Upon learning that I was accepted to and would be attending Cal Poly, San Luis Obispo, one area where I felt some apprehension was finding a religious community that fit me well. My early experience with faith communities negatively colored my expectations for college; after joining a few Christian organizations at my high school, I came away feeling as though these youth groups or clubs were a bit exclusive.
I also am aware that public perception towards Christians and Christianity may not always be positive on college campuses. For example, a study at Ohio State University, Mississippi State University and North Carolina State University was conducted to “examine if and how college students developed an appreciation of evangelical Christianity over 4 years of college.” The authors noted that “evangelical Christian college students … feel a need to conceal their identity and perspectives on college campuses.”

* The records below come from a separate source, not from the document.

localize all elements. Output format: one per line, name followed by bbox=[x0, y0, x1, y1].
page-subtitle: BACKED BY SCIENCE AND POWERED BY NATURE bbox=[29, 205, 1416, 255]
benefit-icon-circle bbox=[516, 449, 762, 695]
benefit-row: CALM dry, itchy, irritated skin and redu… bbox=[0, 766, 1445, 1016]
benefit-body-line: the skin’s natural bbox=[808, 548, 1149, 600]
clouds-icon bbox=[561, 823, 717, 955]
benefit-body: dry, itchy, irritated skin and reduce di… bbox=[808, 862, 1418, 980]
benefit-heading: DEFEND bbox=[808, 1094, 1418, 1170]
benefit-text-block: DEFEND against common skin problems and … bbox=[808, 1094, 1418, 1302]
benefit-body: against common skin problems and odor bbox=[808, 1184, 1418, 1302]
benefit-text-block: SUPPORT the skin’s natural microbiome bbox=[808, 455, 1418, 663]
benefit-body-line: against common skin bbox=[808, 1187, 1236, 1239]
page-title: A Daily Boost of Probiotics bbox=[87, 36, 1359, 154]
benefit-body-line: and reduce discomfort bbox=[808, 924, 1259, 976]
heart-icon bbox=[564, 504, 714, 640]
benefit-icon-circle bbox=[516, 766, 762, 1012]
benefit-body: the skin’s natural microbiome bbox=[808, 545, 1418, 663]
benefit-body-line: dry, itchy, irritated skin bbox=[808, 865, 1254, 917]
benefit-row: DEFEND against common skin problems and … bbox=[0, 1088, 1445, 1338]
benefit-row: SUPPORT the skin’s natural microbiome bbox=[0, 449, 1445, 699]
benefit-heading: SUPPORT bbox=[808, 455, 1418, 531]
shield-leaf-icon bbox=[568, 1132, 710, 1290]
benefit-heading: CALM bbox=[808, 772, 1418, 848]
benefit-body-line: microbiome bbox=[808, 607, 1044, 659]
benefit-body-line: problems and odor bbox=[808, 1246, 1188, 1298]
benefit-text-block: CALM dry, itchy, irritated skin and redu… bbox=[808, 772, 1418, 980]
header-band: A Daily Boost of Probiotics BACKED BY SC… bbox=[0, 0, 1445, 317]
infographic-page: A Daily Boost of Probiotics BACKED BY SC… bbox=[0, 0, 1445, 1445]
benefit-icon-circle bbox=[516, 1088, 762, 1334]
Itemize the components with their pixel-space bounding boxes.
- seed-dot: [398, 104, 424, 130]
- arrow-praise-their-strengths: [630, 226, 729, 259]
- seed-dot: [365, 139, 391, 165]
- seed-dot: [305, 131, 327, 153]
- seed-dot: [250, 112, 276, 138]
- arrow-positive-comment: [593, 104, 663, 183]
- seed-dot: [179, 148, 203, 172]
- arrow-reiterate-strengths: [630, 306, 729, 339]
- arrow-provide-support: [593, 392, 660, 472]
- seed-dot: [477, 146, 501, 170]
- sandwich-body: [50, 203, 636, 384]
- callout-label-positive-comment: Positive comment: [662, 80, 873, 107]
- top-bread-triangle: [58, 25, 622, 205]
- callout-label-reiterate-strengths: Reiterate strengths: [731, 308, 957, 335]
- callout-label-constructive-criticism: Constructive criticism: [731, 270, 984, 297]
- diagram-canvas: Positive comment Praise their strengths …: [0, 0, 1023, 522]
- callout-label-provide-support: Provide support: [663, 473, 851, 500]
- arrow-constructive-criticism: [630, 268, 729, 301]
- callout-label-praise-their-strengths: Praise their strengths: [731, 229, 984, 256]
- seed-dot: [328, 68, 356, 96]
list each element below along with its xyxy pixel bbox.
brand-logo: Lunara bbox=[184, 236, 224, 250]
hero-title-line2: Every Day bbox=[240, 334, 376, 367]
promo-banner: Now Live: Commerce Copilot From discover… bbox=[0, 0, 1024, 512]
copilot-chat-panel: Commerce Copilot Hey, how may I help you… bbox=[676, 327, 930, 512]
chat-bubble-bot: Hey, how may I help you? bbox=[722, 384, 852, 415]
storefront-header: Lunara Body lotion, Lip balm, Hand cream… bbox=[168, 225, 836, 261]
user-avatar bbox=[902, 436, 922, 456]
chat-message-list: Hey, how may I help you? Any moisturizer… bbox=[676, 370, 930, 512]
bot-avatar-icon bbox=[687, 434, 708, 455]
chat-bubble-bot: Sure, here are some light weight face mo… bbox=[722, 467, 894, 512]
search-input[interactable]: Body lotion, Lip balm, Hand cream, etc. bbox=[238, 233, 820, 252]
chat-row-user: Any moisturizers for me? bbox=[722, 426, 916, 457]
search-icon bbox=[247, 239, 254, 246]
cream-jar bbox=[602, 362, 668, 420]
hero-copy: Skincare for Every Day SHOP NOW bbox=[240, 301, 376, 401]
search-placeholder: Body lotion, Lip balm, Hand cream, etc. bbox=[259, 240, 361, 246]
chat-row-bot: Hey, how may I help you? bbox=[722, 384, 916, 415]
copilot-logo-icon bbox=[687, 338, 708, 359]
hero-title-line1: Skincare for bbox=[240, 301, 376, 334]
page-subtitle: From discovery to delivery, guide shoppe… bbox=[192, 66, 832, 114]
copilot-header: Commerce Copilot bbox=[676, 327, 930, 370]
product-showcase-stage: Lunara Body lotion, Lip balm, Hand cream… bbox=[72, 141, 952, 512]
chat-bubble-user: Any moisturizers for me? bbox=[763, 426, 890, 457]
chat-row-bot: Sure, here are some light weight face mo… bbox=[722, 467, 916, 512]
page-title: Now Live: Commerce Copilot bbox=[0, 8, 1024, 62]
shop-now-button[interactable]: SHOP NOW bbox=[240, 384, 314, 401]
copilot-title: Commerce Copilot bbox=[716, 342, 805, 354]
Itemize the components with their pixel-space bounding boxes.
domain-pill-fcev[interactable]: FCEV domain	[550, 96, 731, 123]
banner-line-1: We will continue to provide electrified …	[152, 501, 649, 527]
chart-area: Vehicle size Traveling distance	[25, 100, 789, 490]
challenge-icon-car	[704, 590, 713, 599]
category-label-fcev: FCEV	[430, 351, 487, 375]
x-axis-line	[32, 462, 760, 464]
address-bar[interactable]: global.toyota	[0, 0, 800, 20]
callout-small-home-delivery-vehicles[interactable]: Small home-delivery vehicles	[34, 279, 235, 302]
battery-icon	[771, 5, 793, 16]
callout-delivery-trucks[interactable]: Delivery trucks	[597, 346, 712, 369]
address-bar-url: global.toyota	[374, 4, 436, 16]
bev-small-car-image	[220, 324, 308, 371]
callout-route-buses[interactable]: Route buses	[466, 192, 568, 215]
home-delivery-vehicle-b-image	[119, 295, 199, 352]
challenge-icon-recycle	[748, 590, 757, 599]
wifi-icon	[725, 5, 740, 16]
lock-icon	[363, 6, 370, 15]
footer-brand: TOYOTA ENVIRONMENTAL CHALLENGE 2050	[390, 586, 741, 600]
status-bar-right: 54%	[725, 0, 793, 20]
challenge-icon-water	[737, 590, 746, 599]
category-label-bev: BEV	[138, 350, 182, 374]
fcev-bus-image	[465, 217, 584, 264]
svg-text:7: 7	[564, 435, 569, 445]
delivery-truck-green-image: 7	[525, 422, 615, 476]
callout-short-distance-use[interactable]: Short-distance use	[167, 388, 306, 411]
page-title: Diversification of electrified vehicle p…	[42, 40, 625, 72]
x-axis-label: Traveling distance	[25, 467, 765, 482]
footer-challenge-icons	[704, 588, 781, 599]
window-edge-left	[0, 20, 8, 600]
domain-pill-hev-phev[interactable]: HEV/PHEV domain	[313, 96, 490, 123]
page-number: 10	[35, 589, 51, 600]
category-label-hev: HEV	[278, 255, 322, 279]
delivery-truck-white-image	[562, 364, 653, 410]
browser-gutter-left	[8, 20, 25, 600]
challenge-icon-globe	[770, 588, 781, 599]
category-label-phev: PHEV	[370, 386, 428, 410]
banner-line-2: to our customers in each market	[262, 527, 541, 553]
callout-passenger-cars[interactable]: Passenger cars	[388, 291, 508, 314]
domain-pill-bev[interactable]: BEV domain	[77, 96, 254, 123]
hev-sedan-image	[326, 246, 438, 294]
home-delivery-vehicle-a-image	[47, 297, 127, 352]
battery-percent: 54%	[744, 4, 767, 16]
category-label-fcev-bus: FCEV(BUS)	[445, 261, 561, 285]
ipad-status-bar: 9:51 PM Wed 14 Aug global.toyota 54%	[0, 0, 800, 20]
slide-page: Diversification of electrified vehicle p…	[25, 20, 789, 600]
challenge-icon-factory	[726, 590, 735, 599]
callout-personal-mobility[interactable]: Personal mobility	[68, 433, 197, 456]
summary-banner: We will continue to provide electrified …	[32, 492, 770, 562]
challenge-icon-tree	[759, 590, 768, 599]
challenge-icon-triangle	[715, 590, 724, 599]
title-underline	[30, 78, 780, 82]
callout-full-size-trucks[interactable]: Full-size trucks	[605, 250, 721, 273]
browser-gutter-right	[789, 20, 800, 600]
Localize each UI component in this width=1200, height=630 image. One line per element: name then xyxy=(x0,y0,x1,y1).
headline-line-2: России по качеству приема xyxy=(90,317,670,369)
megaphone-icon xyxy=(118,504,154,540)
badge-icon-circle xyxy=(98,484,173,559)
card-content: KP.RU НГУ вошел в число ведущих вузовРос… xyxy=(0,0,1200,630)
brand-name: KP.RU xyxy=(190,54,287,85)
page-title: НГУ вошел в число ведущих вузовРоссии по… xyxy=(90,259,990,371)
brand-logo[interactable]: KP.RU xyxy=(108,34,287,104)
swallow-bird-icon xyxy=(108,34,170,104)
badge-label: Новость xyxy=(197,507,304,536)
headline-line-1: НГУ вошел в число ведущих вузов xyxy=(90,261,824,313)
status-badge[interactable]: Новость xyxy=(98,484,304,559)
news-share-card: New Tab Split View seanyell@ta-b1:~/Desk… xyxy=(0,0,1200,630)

Kyle Rachman, a recent Cal Poly graduate, understood this negative perception, telling me, “There was a balancing act with being open about faith … while simultaneously seeking to not push away people who have been harmed by Christians in the past and don’t want to hear anything about Jesus.”
That may be where an incongruence lies. Evangelical Christians are too often lumped into one group that believes the same politically, socially and intellectually about the world. And historically, evangelical Christians have been seen as the oppressors towards minority groups.
So before heading off to college, I talked with people at my church about what I should get involved with when I got there; my close friend talked to me about how she loved Cru, a Christian club at Cal Poly (as well as at more than 1,300 other college campuses in the U.S.). I wanted to share my faith, but I didn’t want to be a part of a group seen as exclusive or that contributed to negative stereotypes.
I was nervous before my first meeting. I heard that 300 students came to the club every week, and I imagined never finding a solid group of friends within this sea of people. I imagined this club would be just as exclusive and cliquey as previous clubs I had encountered.
However, I was wrong for the better.
My experience at Cal Poly so far is that I’ve never sensed much judgment, and I have never once felt any alienation for being Christian. None of my fellow students or anyone else on campus has laughed at me or made rude remarks towards me or my faith.
Jolie Jannone, a third-year transfer student, shared similar sentiments. She said, “Being a Christian at Cal Poly has honestly exceeded my expectations. Thus far, I have not experienced anything but positivity.”
I’ve come to believe that in college, people are more receptive — everyone is trying to find an identity, so whatever identity you have seems to be more easily accepted. I also believe we are an accepting generation that doesn’t seem to be as judgmental about others’ choices.
Talking with some friends from Cru, I learned how other Christians on campus felt about having a faith background on campus. The impression is that this club has given many students an outlet to feel more confident and comfortable in their identity.
A friend of mine, Ashley Bartlett, said that Cru helped her find “an open space that makes everyone feel welcome and, in doing so, gives the courage to not hide faith around campus.”
Also working in a Christian student’s favor, according to the study mentioned above, is time. The researchers determined that tolerance — and even appreciation for Christians on campus — grew as students spent four years together. Wrote the authors, “Results from this study provide compelling evidence that appreciation of evangelical Christianity can and does occur over four years of college through a mosaic of experiences.”
Abbie Phillips is a second-year journalism student minoring in Spanish at Cal Poly, San Luis Obispo, and a member of EdSource’s California Student Journalism Corps.